Old Tati revisited

It was an emotional experience for a Jesuit to be part of the Francixtown diocese celebration at Old Tati, the site of the first Jesuit mission of the 1879 venture to the lands bordering the Zambezi.

Anold Moyo and I were selected to respond to the invitation of Bishop Frank Nubuasah to be representatives of the descendants of the two Jesuits buried there.  The bishop wants to honour them as the first missionaries to arrive to preach the gospel, celebrate the Eucharist and open a small school.

The mission lasted just six years but this fragile start to evangelisation with the apparent casualness of the two deaths – Fr Charles Fuchs (40) died of malaria before he did anything and Fr Anthony de Wit (59) was jerked from a horse in a freak accident and broke his neck – did nothing to dampen the spirits of the hundreds who made the journey there on the 13th of October.

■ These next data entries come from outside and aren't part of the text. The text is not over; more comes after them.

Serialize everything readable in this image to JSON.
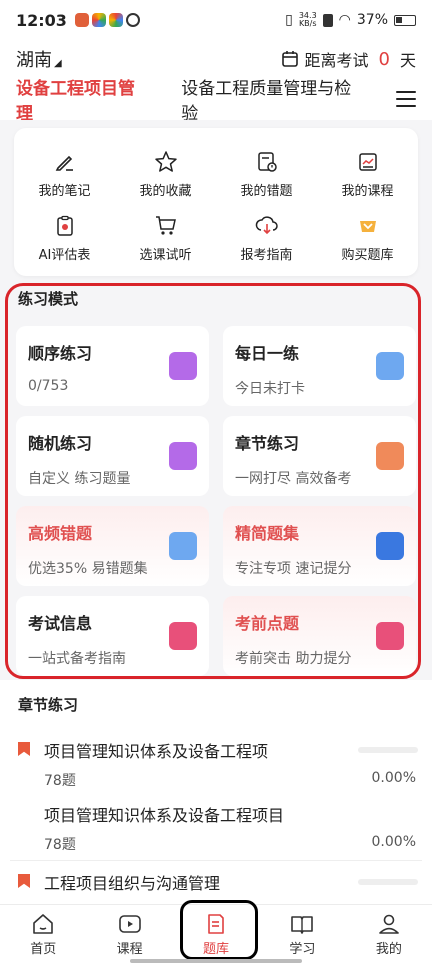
{
  "status": {
    "time": "12:03",
    "net_speed": "34.3",
    "net_unit": "KB/s",
    "battery": "37%"
  },
  "header": {
    "location": "湖南",
    "exam_prefix": "距离考试",
    "exam_days": "0",
    "exam_suffix": "天"
  },
  "tabs": [
    {
      "label": "设备工程项目管理",
      "active": true
    },
    {
      "label": "设备工程质量管理与检验",
      "active": false
    }
  ],
  "quick": [
    {
      "label": "我的笔记",
      "icon": "pencil-icon"
    },
    {
      "label": "我的收藏",
      "icon": "star-icon"
    },
    {
      "label": "我的错题",
      "icon": "wrong-questions-icon"
    },
    {
      "label": "我的课程",
      "icon": "course-icon"
    },
    {
      "label": "AI评估表",
      "icon": "ai-assessment-icon"
    },
    {
      "label": "选课试听",
      "icon": "cart-icon"
    },
    {
      "label": "报考指南",
      "icon": "guide-icon"
    },
    {
      "label": "购买题库",
      "icon": "buy-bank-icon"
    }
  ],
  "practice": {
    "title": "练习模式",
    "cards": [
      {
        "title": "顺序练习",
        "sub": "0/753",
        "color": "#b46ae8"
      },
      {
        "title": "每日一练",
        "sub": "今日未打卡",
        "color": "#6ea8f0"
      },
      {
        "title": "随机练习",
        "sub": "自定义 练习题量",
        "color": "#b46ae8"
      },
      {
        "title": "章节练习",
        "sub": "一网打尽 高效备考",
        "color": "#f08a5a"
      },
      {
        "title": "高频错题",
        "sub": "优选35% 易错题集",
        "color": "#6ea8f0"
      },
      {
        "title": "精简题集",
        "sub": "专注专项 速记提分",
        "color": "#3a78e0"
      },
      {
        "title": "考试信息",
        "sub": "一站式备考指南",
        "color": "#e8507a"
      },
      {
        "title": "考前点题",
        "sub": "考前突击 助力提分",
        "color": "#e8507a"
      }
    ]
  },
  "chapters": {
    "title": "章节练习",
    "items": [
      {
        "name": "项目管理知识体系及设备工程项",
        "count": "78题",
        "pct": "0.00%",
        "progress": 0
      },
      {
        "name": "项目管理知识体系及设备工程项目",
        "count": "78题",
        "pct": "0.00%",
        "progress": 0
      },
      {
        "name": "工程项目组织与沟通管理",
        "count": "",
        "pct": "",
        "progress": 0
      }
    ]
  },
  "nav": [
    {
      "label": "首页",
      "icon": "home-icon"
    },
    {
      "label": "课程",
      "icon": "play-icon"
    },
    {
      "label": "题库",
      "icon": "question-bank-icon",
      "active": true
    },
    {
      "label": "学习",
      "icon": "book-icon"
    },
    {
      "label": "我的",
      "icon": "profile-icon"
    }
  ]
}
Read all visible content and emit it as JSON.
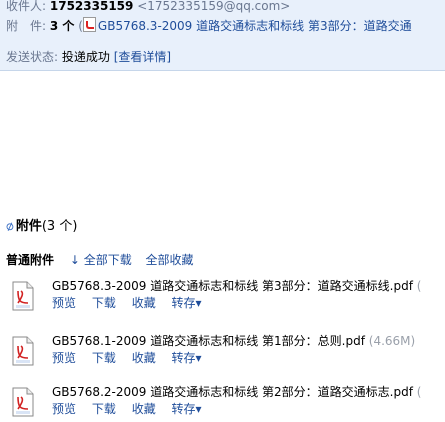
{
  "header": {
    "recipient_label": "收件人:",
    "recipient_name": "1752335159",
    "recipient_email": "<1752335159@qq.com>",
    "attachment_label": "附　件:",
    "attachment_count": "3 个",
    "attachment_first_prefix": "(",
    "attachment_first_name": "GB5768.3-2009 道路交通标志和标线 第3部分：道路交通",
    "send_status_label": "发送状态:",
    "send_status_value": "投递成功",
    "view_detail": "[查看详情]"
  },
  "attachments_section": {
    "title": "附件",
    "count": "(3 个)",
    "tab_normal": "普通附件",
    "download_all": "↓ 全部下载",
    "save_all": "全部收藏",
    "items": [
      {
        "name": "GB5768.3-2009 道路交通标志和标线 第3部分：道路交通标线.pdf",
        "size": "(",
        "actions": [
          "预览",
          "下载",
          "收藏",
          "转存▾"
        ]
      },
      {
        "name": "GB5768.1-2009 道路交通标志和标线 第1部分：总则.pdf",
        "size": "(4.66M)",
        "actions": [
          "预览",
          "下载",
          "收藏",
          "转存▾"
        ]
      },
      {
        "name": "GB5768.2-2009 道路交通标志和标线 第2部分：道路交通标志.pdf",
        "size": "(",
        "actions": [
          "预览",
          "下载",
          "收藏",
          "转存▾"
        ]
      }
    ]
  },
  "colors": {
    "header_bg": "#e8f0fb",
    "link": "#1f4d9a",
    "muted": "#6a7790",
    "pdf_red": "#d22222"
  }
}
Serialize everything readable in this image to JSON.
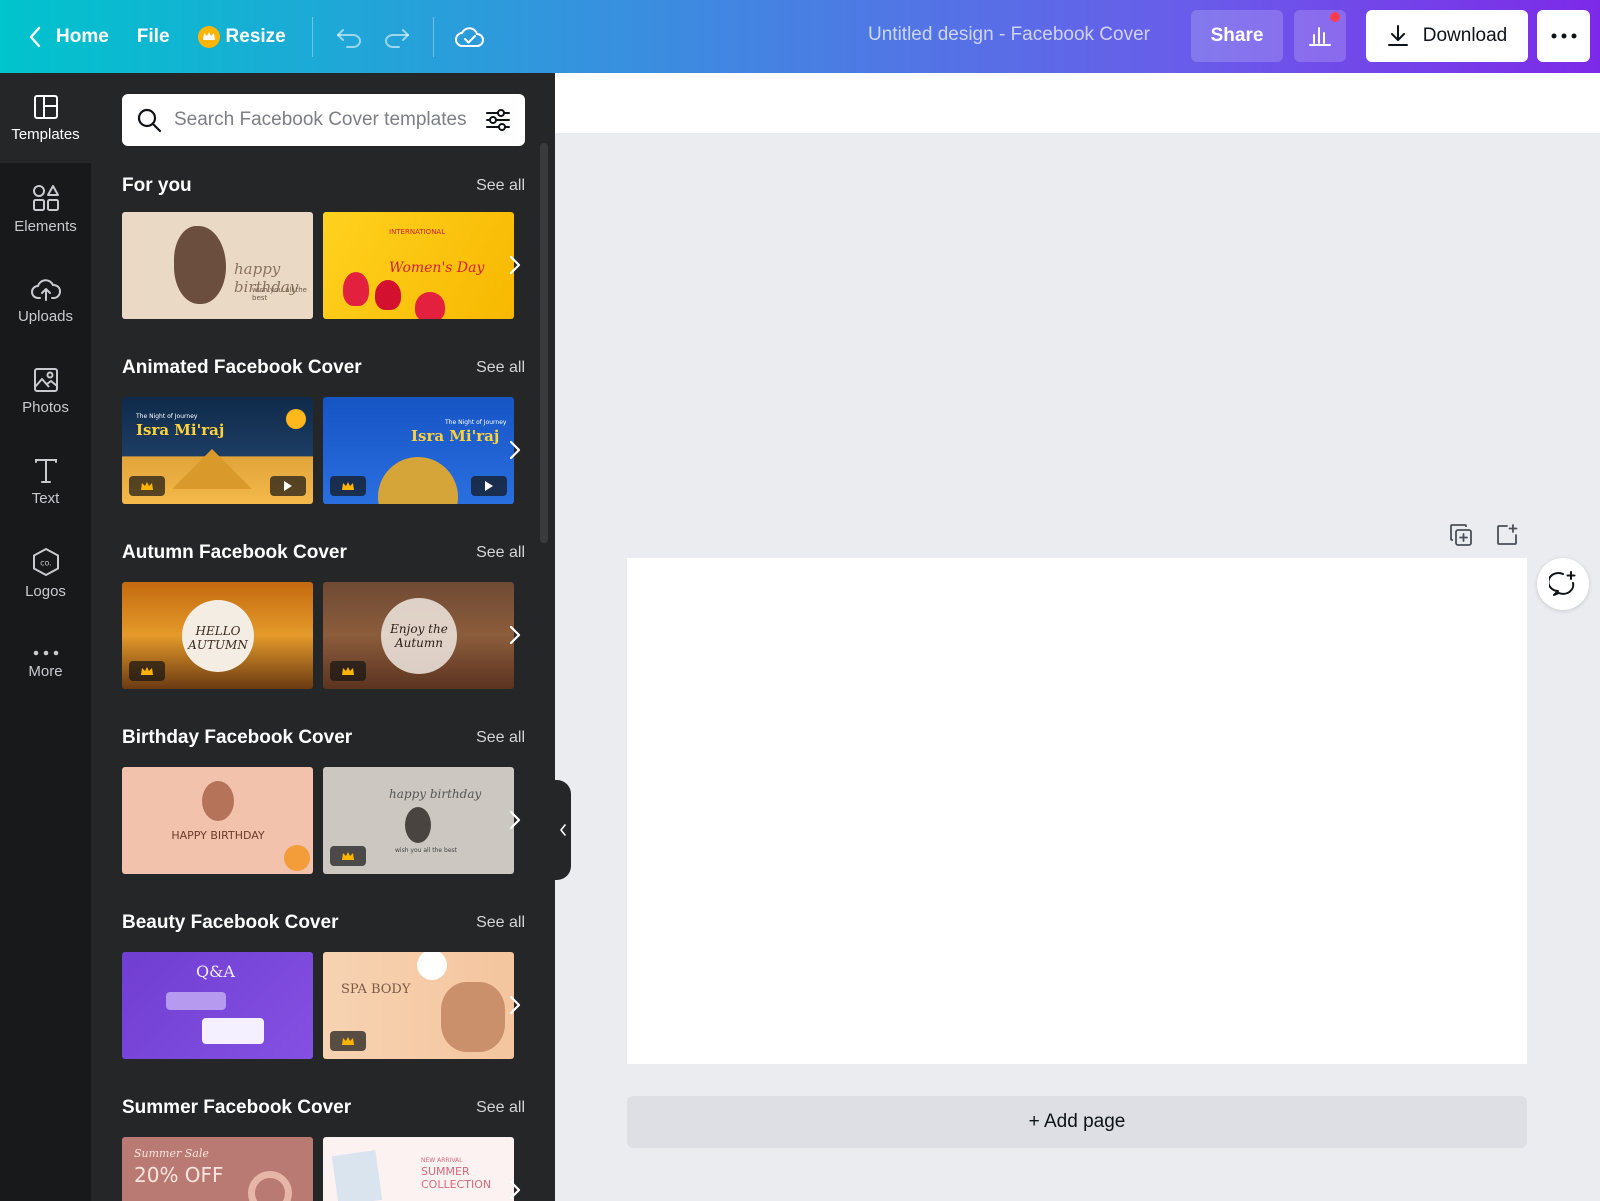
{
  "topbar": {
    "home_label": "Home",
    "file_label": "File",
    "resize_label": "Resize",
    "design_title": "Untitled design - Facebook Cover",
    "share_label": "Share",
    "download_label": "Download"
  },
  "rail": {
    "items": [
      {
        "label": "Templates",
        "icon": "templates-icon"
      },
      {
        "label": "Elements",
        "icon": "elements-icon"
      },
      {
        "label": "Uploads",
        "icon": "uploads-icon"
      },
      {
        "label": "Photos",
        "icon": "photos-icon"
      },
      {
        "label": "Text",
        "icon": "text-icon"
      },
      {
        "label": "Logos",
        "icon": "logos-icon"
      },
      {
        "label": "More",
        "icon": "more-icon"
      }
    ]
  },
  "search": {
    "placeholder": "Search Facebook Cover templates"
  },
  "see_all": "See all",
  "sections": [
    {
      "title": "For you",
      "thumbs": [
        {
          "text": "happy birthday",
          "sub": "wish you all the best"
        },
        {
          "text": "Women's Day",
          "sub": "INTERNATIONAL"
        }
      ]
    },
    {
      "title": "Animated Facebook Cover",
      "thumbs": [
        {
          "text": "Isra Mi'raj",
          "sub": "The Night of Journey"
        },
        {
          "text": "Isra Mi'raj",
          "sub": "The Night of Journey"
        }
      ]
    },
    {
      "title": "Autumn Facebook Cover",
      "thumbs": [
        {
          "text": "HELLO AUTUMN"
        },
        {
          "text": "Enjoy the Autumn"
        }
      ]
    },
    {
      "title": "Birthday Facebook Cover",
      "thumbs": [
        {
          "text": "HAPPY BIRTHDAY"
        },
        {
          "text": "happy birthday",
          "sub": "wish you all the best"
        }
      ]
    },
    {
      "title": "Beauty Facebook Cover",
      "thumbs": [
        {
          "text": "Q&A"
        },
        {
          "text": "SPA BODY"
        }
      ]
    },
    {
      "title": "Summer Facebook Cover",
      "thumbs": [
        {
          "text": "20% OFF",
          "sub": "Summer Sale"
        },
        {
          "text": "SUMMER COLLECTION",
          "sub": "NEW ARRIVAL"
        }
      ]
    }
  ],
  "canvas": {
    "add_page_label": "+ Add page"
  },
  "colors": {
    "accent": "#7d2ae8",
    "brand_teal": "#00c4cc",
    "panel": "#252627",
    "rail": "#18191b"
  }
}
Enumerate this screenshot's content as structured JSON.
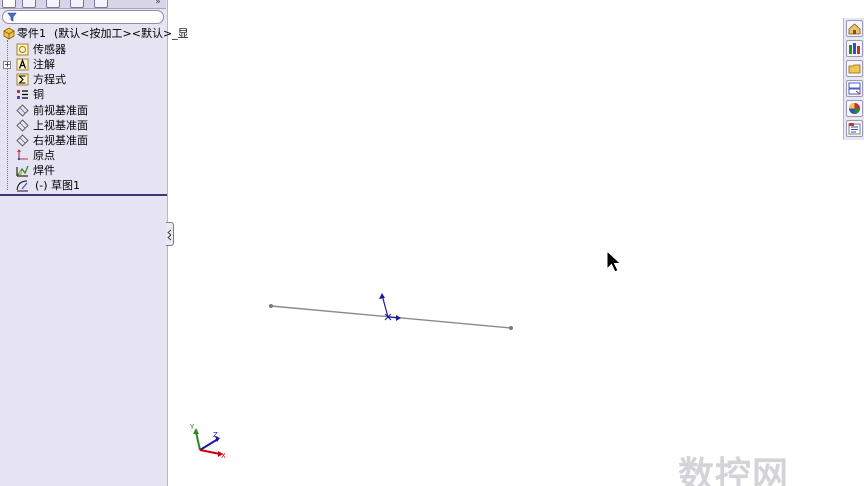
{
  "feature_tree": {
    "root": {
      "label": "零件1",
      "config": "(默认<按加工><默认>_显"
    },
    "items": [
      {
        "label": "传感器",
        "icon": "sensor-icon"
      },
      {
        "label": "注解",
        "icon": "annotation-icon",
        "expandable": true
      },
      {
        "label": "方程式",
        "icon": "equation-icon"
      },
      {
        "label": "铜",
        "icon": "material-icon"
      },
      {
        "label": "前视基准面",
        "icon": "plane-icon"
      },
      {
        "label": "上视基准面",
        "icon": "plane-icon"
      },
      {
        "label": "右视基准面",
        "icon": "plane-icon"
      },
      {
        "label": "原点",
        "icon": "origin-icon"
      },
      {
        "label": "焊件",
        "icon": "weldment-icon"
      },
      {
        "label": "(-)  草图1",
        "icon": "sketch-icon"
      }
    ]
  },
  "triad": {
    "x": "X",
    "y": "Y",
    "z": "Z"
  },
  "watermark": "数控网",
  "colors": {
    "panel_bg": "#e6e3f3",
    "sketch_line": "#8a8a8a",
    "triad_x": "#cc0000",
    "triad_y": "#2a8a2a",
    "triad_z": "#1a1aa0",
    "sketch_origin": "#1a1aa0"
  },
  "view_toolbar": [
    "home-icon",
    "resources-icon",
    "file-explorer-icon",
    "view-palette-icon",
    "appearance-icon",
    "custom-properties-icon"
  ]
}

Parishioners from all over the diocese and visitors from neighbouring countries came together in the bush. We followed tracks wandering through the thickets of vicious thorns without a homestead in sight. An industrious retired army man has started a market garden in the vicinity and there is a primary school not far away but these were the only visible settlements in what looked like a desolate land.

Anold and I were asked to say some words to mark the Jesuit connection and Rob Burret, archaeologist, historian and one time teacher at St George’s College Harare, gave a brief explanation of the site emphasising we had pitched our tent unknowingly at the very site of the former Jesuit chapel. Later he took a few of us to see the place where the old Jesuit residence stood and I picked up a few shards of coloured glass and some rusted nails as evidence.

The Emeritus 91 year old Bishop of Gaborone, Boniface Setlalekgosi, was also there and spoke movingly, as nearly every speaker did, of the sacrifice of those early men who left home and security for a land they did not know and a people who were strangers.

I sensed a great desire, especially in Bishop Frank, to affirm the link with those early efforts.  They were fruitless to the human eye but they were the seed which dies. At the time the rulers of both the Tswana and the Ndebele were not interested in the gospel, at least as preached by Catholics,  and, in Botswana, they had to wait another forty or more years before the Society of the Passionists arrived. But none of this mattered in October 2018.  The key fact was the starting of a mission by men sent by Pope Leo who wanted the Tswana and the Kalanga to be included fully, as they had long been in preparation, among the people of God.